Environment/Lifestyle: air pollution, stress, cigarette smoke, frequent and excessive alcohol consumption, sun, acute or chronic insomnia... are all recognised factors that affect the state of the skin and give it certain visible attributes. For instance, stress has been blamed for making the skin dull, oily, and more sensitive. Excessivealcohol consumption can also have various effects on the appearance of the skin. Alcohol is known to cause dehydration, leading to redness, a decrease in elasticity, a greyish complexion, and dry skin. Insufficient sleep can result in dull, dry skin, wrinkles, and dark circles under the eyes, in addition to exacerbating existing conditions such as acne or rosacea.
Dietary habits: what you consume on a daily basis can also cause your skin to react in various ways and deteriorate its appearance. Processed sugars, dairy products, saturated fats... certain foods can trigger acne outbreaks, promote skin inflammation or even accelerate skin ageing. Similarly, not drinking enough water can lead to dehydrated skin with sometimes the presence of dry skin patches, skin that is less elastic than usual, as well as the appearance of more visible fine lines on the skin or a dull complexion.
Hormones : puberty, pregnancy, menopause... throughout life, we may experience numerous hormonal upheavals, thereby disrupting sebum production.

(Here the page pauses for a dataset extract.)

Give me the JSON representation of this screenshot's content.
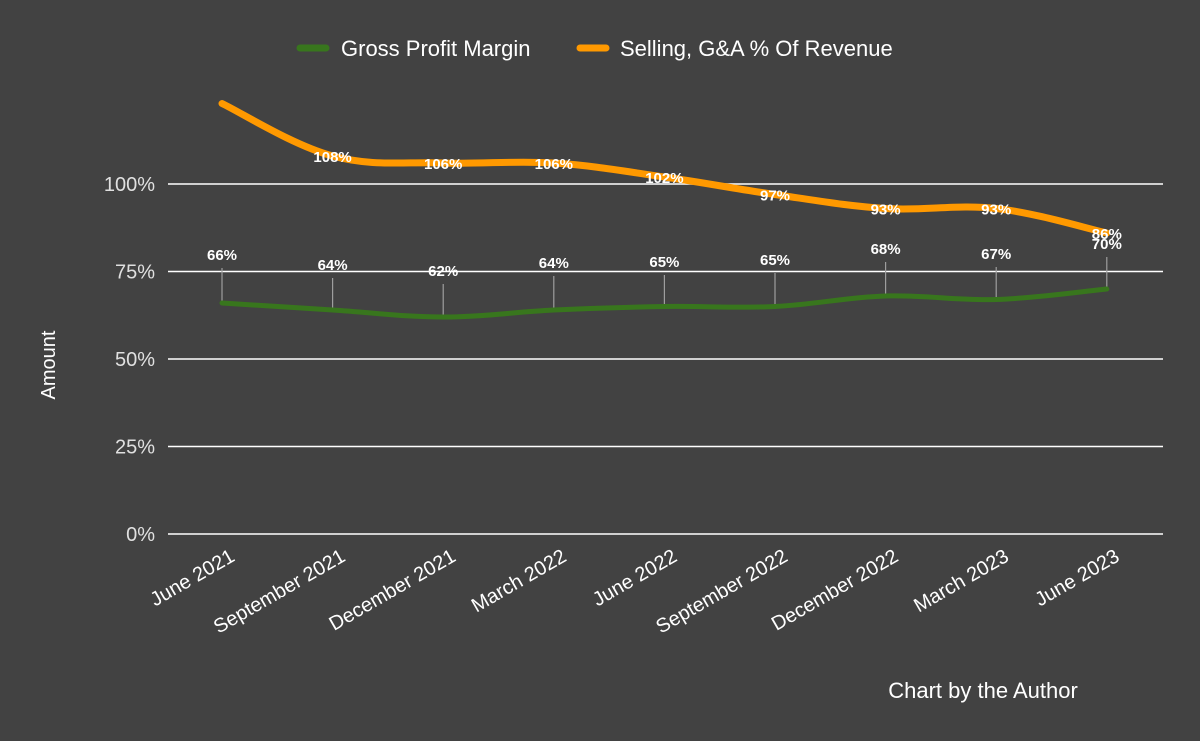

Cortisol, adrenal androgens, insulin, oestrogen... hormones can have a radical effect on the skin since they can impact the quantity or quality of the sebum produced. For instance, women who have their periods every month are subject to hormonal fluctuations that can lead to skin changes, although this period is brief. Similarly, puberty can make the skin oilier with the appearance of skin eruptions, while menopause is associated with dehydrated and wrinkled skin. During pregnancy, generalised hyperpigmentation (melasma) and blemishes can be observed.
Use of incorrect cosmetic products: the use of unsuitable products can have detrimental effects on the skin. Indeed, a poor skincare routine can disrupt the skin's pH balance, clog pores, and trigger an allergic reaction. If you have oily skin and you use products that dry out your skin, this will result in an excess of sebum to compensate for the loss, leading to enlarged pores. The same concept applies to someone with dry skin.
Ageing : as you age, your skin may change due to all the biological changes it undergoes, characterised by the accumulation of macromolecular damage within cells and a decrease in the regenerative capacity of stem cells. For instance, the pH gradually increases, which leads to an increased susceptibility to infections, reduced resistance to mechanical stress, and diminished wound healing. The skin also loses its natural hydration due to the sebaceous glands producing less sebum, risking the onset of dry, wrinkled, and sagging appearance.
Consequently, a reassessment and adjustments to your skincare routine from time to time may be considered if you notice that your skin is changing and is different than usual. Indeed, because what works for dry skin can sometimes exacerbate oily skin, and vice versa.